Z diariusza muzycznego. Cesarz Atlantydy

Na warszawską premierę tej opery czekałem ponad dwadzieścia lat. Uczestnicząc w 1981 roku w VIII Światowym Kongresie Nauk Judaistycznych w Jerozolimie, dowiedziałem się, że w Yad Vashem znajduje się autograf opery Viktora Ullmanna "Der Kaiser von Atlantis" ("Cesarz Atlantydy") z tekstem młodego poety Petera Kiena. Opera ta była wystawiana w Izraelu, w Holandii, w Berlinie. Udało mi się w Jerozolimie usłyszeć z nagrań parę fragmentów tego dzieła, a poznanie partytury i tekstu utwierdziło mnie w przekonaniu, że ta niezwykła opera powinna być wystawiona także u nas. Rozmawiałem na ten temat kilkakrotnie z dyrektorem Warszawskiej Opery Kameralnej panem Stefanem Sutkowskim, który wyraził zainteresowanie moją propozycją i po pewnym czasie WOK otrzymała pełny materiał tej opery.

Opera ta powstała w Terezinie. Jednym z przejawów "normalności" w tym getcie było jego życie muzyczne organizowane przez licznych wybitnych muzyków z krajów okupowanej Europy, wtrąconych do tego "humanitarnego" getta. Znalazł się tu również Viktor Ullmann (ur. w Cieszynie, 1898). Dla niego Terezin był szokiem. Jako syn wysokiego austriackiego urzędnika z tytułem barona (Baron von Tannfels) oraz sam będąc oficerem armii austriackiej - uważał, że znalazł się w Terezinie przypadkowo i uda mu się uniknąć transportu do obozu. Pomylił się jednak. Ale poświęcił się i tu muzyce, a przede wszystkim kompozycji. Kompozytorem był gruntownie wykształconym, był uczniem m.in. Arnolda Schoenberga i Aloisa Haby, w dorobku miał liczne dzieła, m.in. trzy opery. W Terezinie napisał około 30 utworów, w tym kilka o tematyce żydowskiej, niektóre do tekstów w jidysz.

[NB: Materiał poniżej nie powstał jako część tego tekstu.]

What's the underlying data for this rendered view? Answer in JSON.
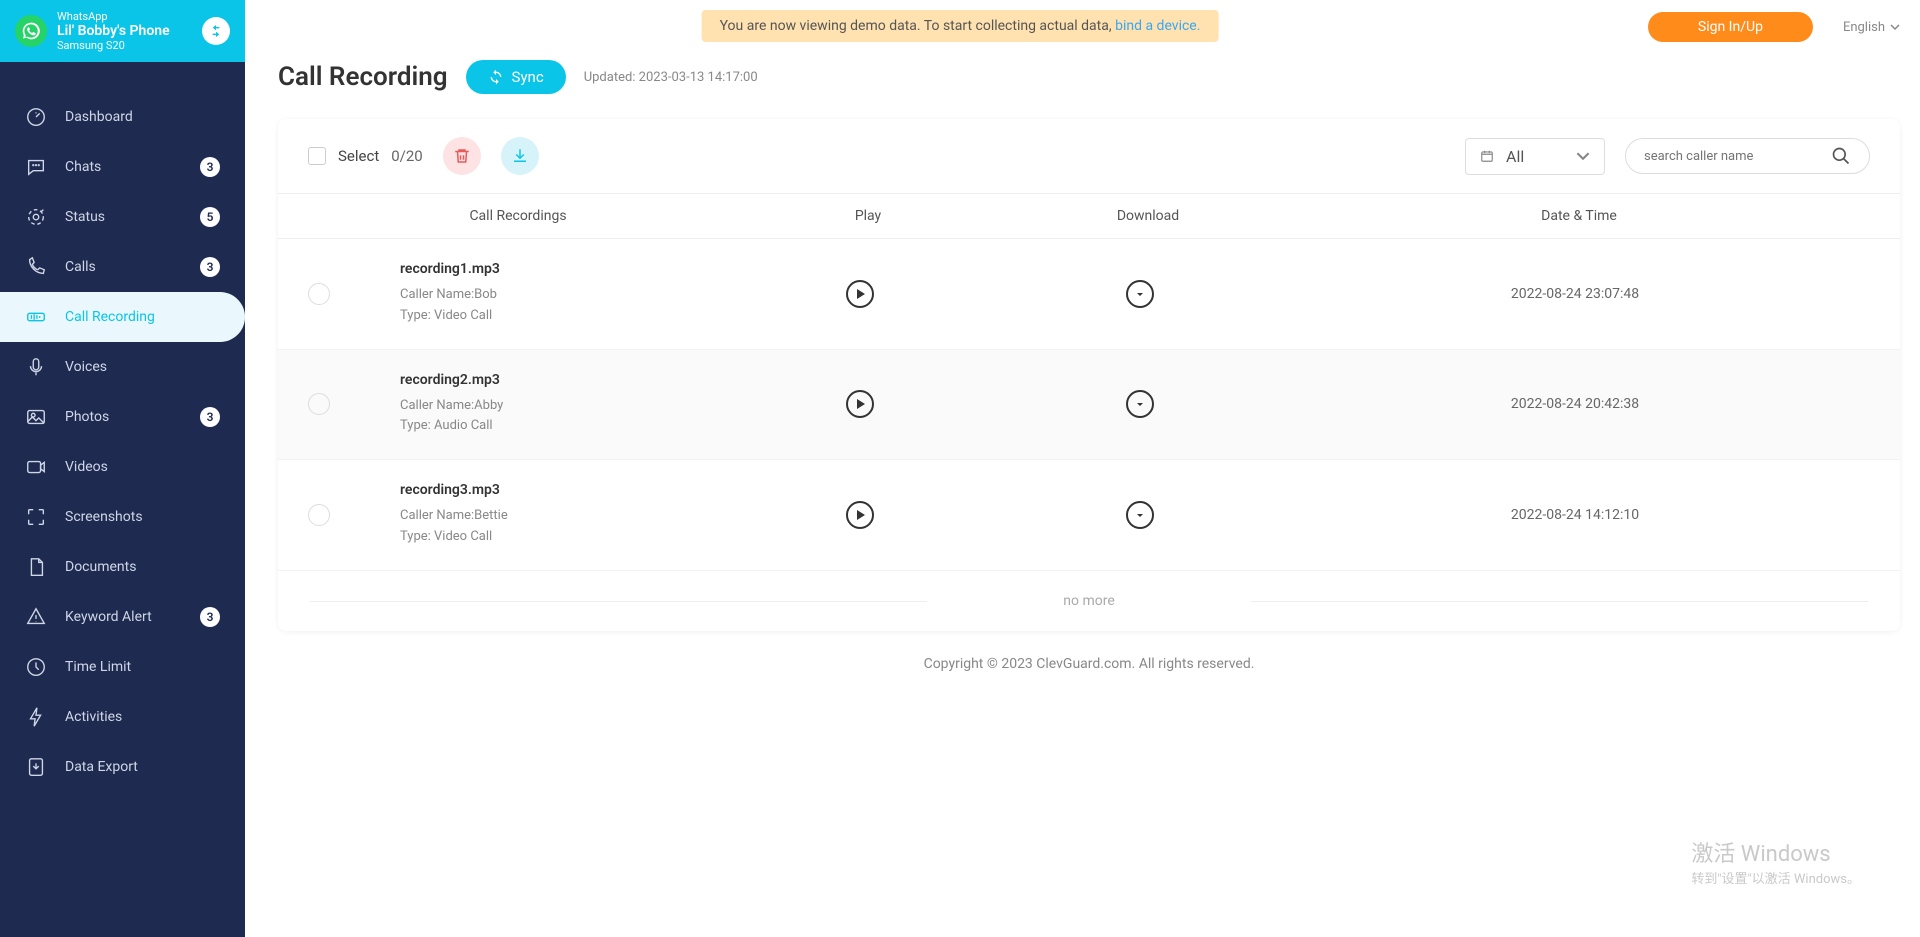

Koronnym dziełem Ullmanna powstałym w Terezinie jest jednoaktowa ("w czterech scenach") opera do tekstu Petera Kiena (m.in. autora znakomitych rysunków-portretów kompozytorów z Terezina) "Der Kaiser von Atlantis" ("Cesarz Atlantydy"). Ta alegoryczna opera, opracowana do wykonania w trudnych warunkach Terezina (7 solistów i kameralna orkiestra), mimo starań w Terezinie nie była wykonana z powodu jej wyraźnej aluzyjności, nawiązującej do zbrodni Hitlera.

44-letni Ullmann, już w drodze do Oświęcimia, gdzie w 1944 roku zginął wraz z żoną i synem, w ostatniej chwili zdołał partyturę i tekst opery przekazać w dobre ręce i w ten sposób utwór ocalał. W Oświęcimiu zginął także Peter Kien.

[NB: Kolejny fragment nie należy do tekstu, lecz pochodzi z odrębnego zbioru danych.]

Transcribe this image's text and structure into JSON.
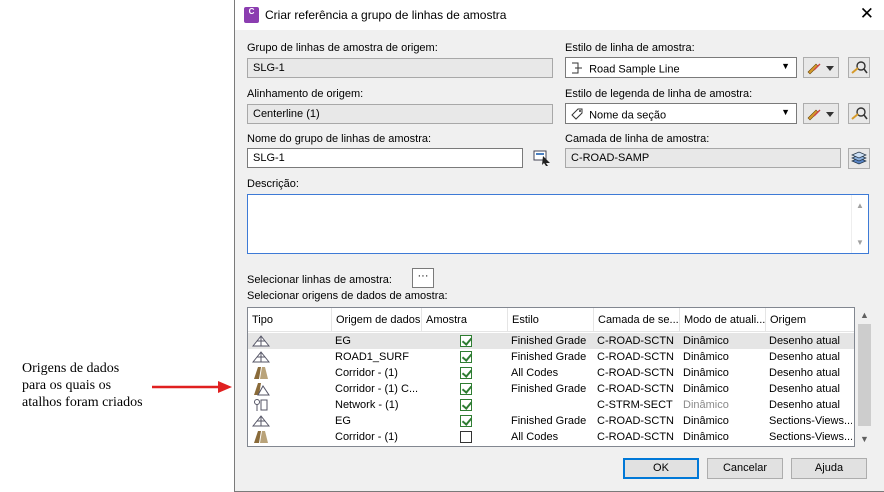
{
  "annotation": {
    "lines": [
      "Origens de dados",
      "para os quais os",
      "atalhos foram criados"
    ]
  },
  "dialog": {
    "title": "Criar referência a grupo de linhas de amostra",
    "app_icon_label": "C",
    "fields": {
      "source_group_label": "Grupo de linhas de amostra de origem:",
      "source_group_value": "SLG-1",
      "source_alignment_label": "Alinhamento de origem:",
      "source_alignment_value": "Centerline (1)",
      "group_name_label": "Nome do grupo de linhas de amostra:",
      "group_name_value": "SLG-1",
      "sample_line_style_label": "Estilo de linha de amostra:",
      "sample_line_style_value": "Road Sample Line",
      "label_style_label": "Estilo de legenda de linha de amostra:",
      "label_style_value": "Nome da seção",
      "layer_label": "Camada de linha de amostra:",
      "layer_value": "C-ROAD-SAMP",
      "description_label": "Descrição:",
      "description_value": "",
      "select_lines_label": "Selecionar linhas de amostra:",
      "select_sources_label": "Selecionar origens de dados de amostra:"
    },
    "table": {
      "columns": [
        "Tipo",
        "Origem de dados",
        "Amostra",
        "Estilo",
        "Camada de se...",
        "Modo de atuali...",
        "Origem"
      ],
      "rows": [
        {
          "source": "EG",
          "sample": true,
          "style": "Finished Grade",
          "layer": "C-ROAD-SCTN",
          "mode": "Dinâmico",
          "origin": "Desenho atual",
          "icon": "surface-icon",
          "mode_disabled": false
        },
        {
          "source": "ROAD1_SURF",
          "sample": true,
          "style": "Finished Grade",
          "layer": "C-ROAD-SCTN",
          "mode": "Dinâmico",
          "origin": "Desenho atual",
          "icon": "surface-icon",
          "mode_disabled": false
        },
        {
          "source": "Corridor - (1)",
          "sample": true,
          "style": "All Codes",
          "layer": "C-ROAD-SCTN",
          "mode": "Dinâmico",
          "origin": "Desenho atual",
          "icon": "corridor-icon",
          "mode_disabled": false
        },
        {
          "source": "Corridor - (1) C...",
          "sample": true,
          "style": "Finished Grade",
          "layer": "C-ROAD-SCTN",
          "mode": "Dinâmico",
          "origin": "Desenho atual",
          "icon": "corridor-surface-icon",
          "mode_disabled": false
        },
        {
          "source": "Network - (1)",
          "sample": true,
          "style": "",
          "layer": "C-STRM-SECT",
          "mode": "Dinâmico",
          "origin": "Desenho atual",
          "icon": "pipe-network-icon",
          "mode_disabled": true
        },
        {
          "source": "EG",
          "sample": true,
          "style": "Finished Grade",
          "layer": "C-ROAD-SCTN",
          "mode": "Dinâmico",
          "origin": "Sections-Views...",
          "icon": "surface-icon",
          "mode_disabled": false
        },
        {
          "source": "Corridor - (1)",
          "sample": false,
          "style": "All Codes",
          "layer": "C-ROAD-SCTN",
          "mode": "Dinâmico",
          "origin": "Sections-Views...",
          "icon": "corridor-icon",
          "mode_disabled": false
        }
      ]
    },
    "buttons": {
      "ok": "OK",
      "cancel": "Cancelar",
      "help": "Ajuda",
      "dots": "···"
    },
    "colors": {
      "accent": "#0078d7",
      "annotation_arrow": "#e02020",
      "app_icon": "#8b3db0"
    }
  }
}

Akcja tej "gry", jak operę nazwali autorzy, toczy się w ponurym, ciasnym wnętrzu. Chociaż główną postacią jest tu Cesarz Overall, bełkoczący coś, między innymi "o milionach armat", wszechwładny pan życia, monarcha, który wypowiedział światu wojnę - to jednak na czoło wybija się Śmierć. Jest stara, zmęczona, ugina się pod nawałem zadań. To od niej zależą losy ludzi, także uczestniczących w tej "grze" bohaterów. Śmierć popychała laską wagony dziecięcej kolejki. W finale Arlekin ustawia wokół toru ładne, zielone drzewka. Symbol aż nadto wyraźny.

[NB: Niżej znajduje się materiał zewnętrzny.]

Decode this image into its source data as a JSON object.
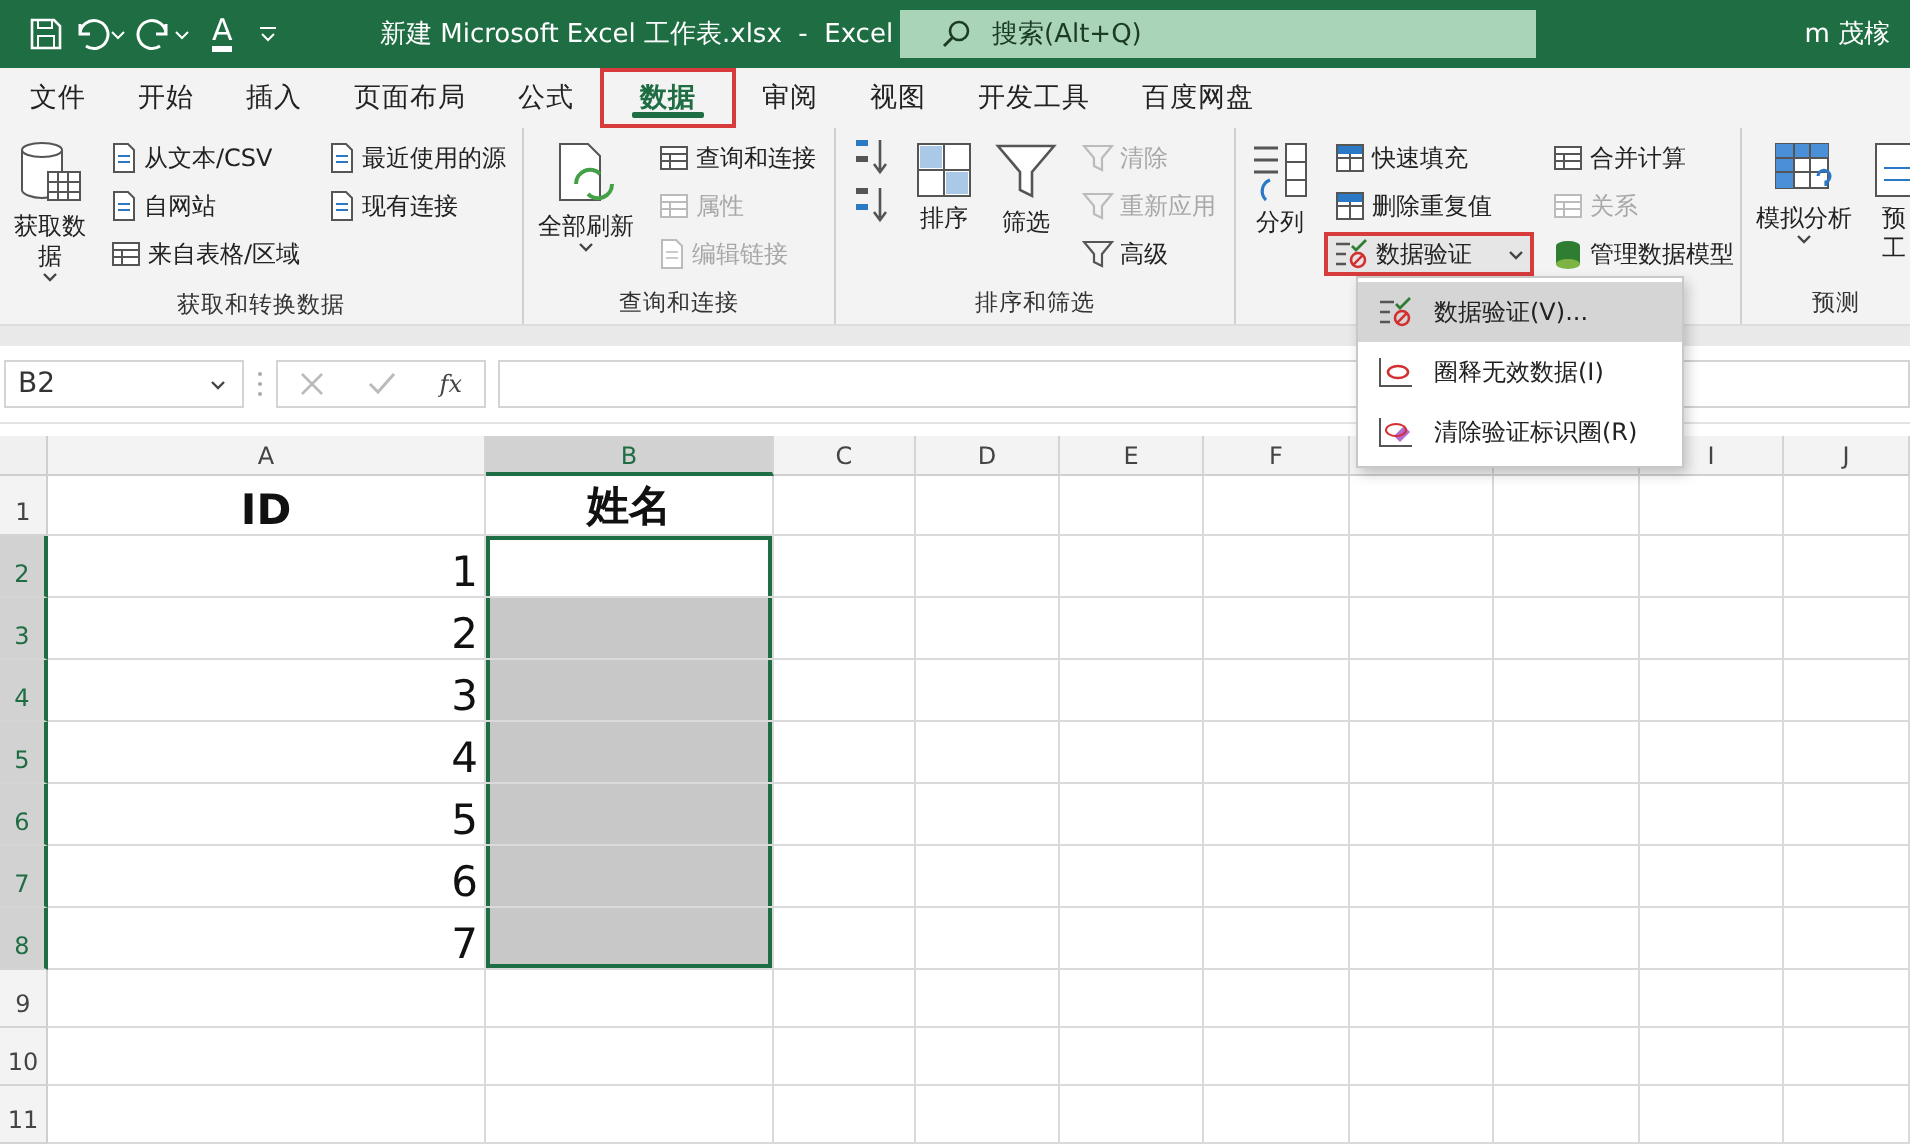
{
  "window": {
    "title": "新建 Microsoft Excel 工作表.xlsx  -  Excel",
    "user": "m 茂榢",
    "font_color_label": "A"
  },
  "search": {
    "placeholder": "搜索(Alt+Q)"
  },
  "tabs": [
    {
      "label": "文件",
      "selected": false,
      "highlighted": false
    },
    {
      "label": "开始",
      "selected": false,
      "highlighted": false
    },
    {
      "label": "插入",
      "selected": false,
      "highlighted": false
    },
    {
      "label": "页面布局",
      "selected": false,
      "highlighted": false
    },
    {
      "label": "公式",
      "selected": false,
      "highlighted": false
    },
    {
      "label": "数据",
      "selected": true,
      "highlighted": true
    },
    {
      "label": "审阅",
      "selected": false,
      "highlighted": false
    },
    {
      "label": "视图",
      "selected": false,
      "highlighted": false
    },
    {
      "label": "开发工具",
      "selected": false,
      "highlighted": false
    },
    {
      "label": "百度网盘",
      "selected": false,
      "highlighted": false
    }
  ],
  "ribbon": {
    "groups": [
      {
        "label": "获取和转换数据",
        "columns": [
          {
            "kind": "large",
            "lines": [
              "获取数",
              "据"
            ],
            "dropdown": true
          },
          {
            "kind": "stack",
            "items": [
              {
                "label": "从文本/CSV",
                "disabled": false
              },
              {
                "label": "自网站",
                "disabled": false
              },
              {
                "label": "来自表格/区域",
                "disabled": false
              }
            ]
          },
          {
            "kind": "stack",
            "items": [
              {
                "label": "最近使用的源",
                "disabled": false
              },
              {
                "label": "现有连接",
                "disabled": false
              }
            ]
          }
        ]
      },
      {
        "label": "查询和连接",
        "columns": [
          {
            "kind": "large",
            "lines": [
              "全部刷新"
            ],
            "dropdown": true
          },
          {
            "kind": "stack",
            "items": [
              {
                "label": "查询和连接",
                "disabled": false
              },
              {
                "label": "属性",
                "disabled": true
              },
              {
                "label": "编辑链接",
                "disabled": true
              }
            ]
          }
        ]
      },
      {
        "label": "排序和筛选",
        "columns": [
          {
            "kind": "stack",
            "items": [
              {
                "disabled": false
              },
              {
                "disabled": false
              }
            ]
          },
          {
            "kind": "large",
            "lines": [
              "排序"
            ],
            "dropdown": false
          },
          {
            "kind": "large",
            "lines": [
              "筛选"
            ],
            "dropdown": false
          },
          {
            "kind": "stack",
            "items": [
              {
                "label": "清除",
                "disabled": true
              },
              {
                "label": "重新应用",
                "disabled": true
              },
              {
                "label": "高级",
                "disabled": false
              }
            ]
          }
        ]
      },
      {
        "columns": [
          {
            "kind": "large",
            "lines": [
              "分列"
            ],
            "dropdown": false
          },
          {
            "kind": "stack",
            "items": [
              {
                "label": "快速填充",
                "disabled": false,
                "dropdown": false,
                "highlighted": false
              },
              {
                "label": "删除重复值",
                "disabled": false,
                "dropdown": false,
                "highlighted": false
              },
              {
                "label": "数据验证",
                "disabled": false,
                "dropdown": true,
                "highlighted": true
              }
            ]
          },
          {
            "kind": "stack",
            "items": [
              {
                "label": "合并计算",
                "disabled": false
              },
              {
                "label": "关系",
                "disabled": true
              },
              {
                "label": "管理数据模型",
                "disabled": false
              }
            ]
          }
        ]
      },
      {
        "label": "预测",
        "columns": [
          {
            "kind": "large",
            "lines": [
              "模拟分析"
            ],
            "dropdown": true
          },
          {
            "kind": "large",
            "lines": [
              "预",
              "工"
            ],
            "dropdown": false
          }
        ]
      }
    ]
  },
  "menu": {
    "items": [
      {
        "label": "数据验证(V)...",
        "selected": true
      },
      {
        "label": "圈释无效数据(I)",
        "selected": false
      },
      {
        "label": "清除验证标识圈(R)",
        "selected": false
      }
    ]
  },
  "formula_bar": {
    "name_box": "B2",
    "function_label": "fx"
  },
  "columns": [
    {
      "label": "A",
      "selected": false
    },
    {
      "label": "B",
      "selected": true
    },
    {
      "label": "C",
      "selected": false
    },
    {
      "label": "D",
      "selected": false
    },
    {
      "label": "E",
      "selected": false
    },
    {
      "label": "F",
      "selected": false
    },
    {
      "selected": false
    },
    {
      "selected": false
    },
    {
      "label": "I",
      "selected": false
    },
    {
      "label": "J",
      "selected": false
    }
  ],
  "rows": [
    {
      "header": "1",
      "selected": false,
      "cells": [
        {
          "kind": "heading",
          "value": "ID"
        },
        {
          "kind": "heading",
          "value": "姓名"
        }
      ]
    },
    {
      "header": "2",
      "selected": true,
      "cells": [
        {
          "kind": "number",
          "value": "1"
        },
        {
          "kind": "empty",
          "selected": true,
          "active": true
        }
      ]
    },
    {
      "header": "3",
      "selected": true,
      "cells": [
        {
          "kind": "number",
          "value": "2"
        },
        {
          "kind": "empty",
          "selected": true,
          "active": false
        }
      ]
    },
    {
      "header": "4",
      "selected": true,
      "cells": [
        {
          "kind": "number",
          "value": "3"
        },
        {
          "kind": "empty",
          "selected": true,
          "active": false
        }
      ]
    },
    {
      "header": "5",
      "selected": true,
      "cells": [
        {
          "kind": "number",
          "value": "4"
        },
        {
          "kind": "empty",
          "selected": true,
          "active": false
        }
      ]
    },
    {
      "header": "6",
      "selected": true,
      "cells": [
        {
          "kind": "number",
          "value": "5"
        },
        {
          "kind": "empty",
          "selected": true,
          "active": false
        }
      ]
    },
    {
      "header": "7",
      "selected": true,
      "cells": [
        {
          "kind": "number",
          "value": "6"
        },
        {
          "kind": "empty",
          "selected": true,
          "active": false
        }
      ]
    },
    {
      "header": "8",
      "selected": true,
      "cells": [
        {
          "kind": "number",
          "value": "7"
        },
        {
          "kind": "empty",
          "selected": true,
          "active": false
        }
      ]
    },
    {
      "header": "9",
      "selected": false,
      "cells": []
    },
    {
      "header": "10",
      "selected": false,
      "cells": []
    },
    {
      "header": "11",
      "selected": false,
      "cells": []
    }
  ]
}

Jest w tej operze sporo poetyki, metafor, aluzji historycznych. Obok Cesarza Overalla (Witold Żołądkiewicz) i Śmierci (Jerzy Manier), Arlekin (Krzysztof Kur), który nie daje sobie rady z życiem, nie potrafi się śmiać, bawić się i radować drobiazgami oraz złowieszczy Dobosz (Dorota Lachowicz) ogłaszający wojnę "wszystkich ze wszystkimi", podobnie jak

Żołnierz (Piotr Rafałko) i Dziewczyna (Julia Mirosławska) spragnieni miłości - to "żyjący-zmarli". Bezosobowy Głośnik (Sławomir Jurczak) podaje raporty m.in. o "żyjących-zmarłych".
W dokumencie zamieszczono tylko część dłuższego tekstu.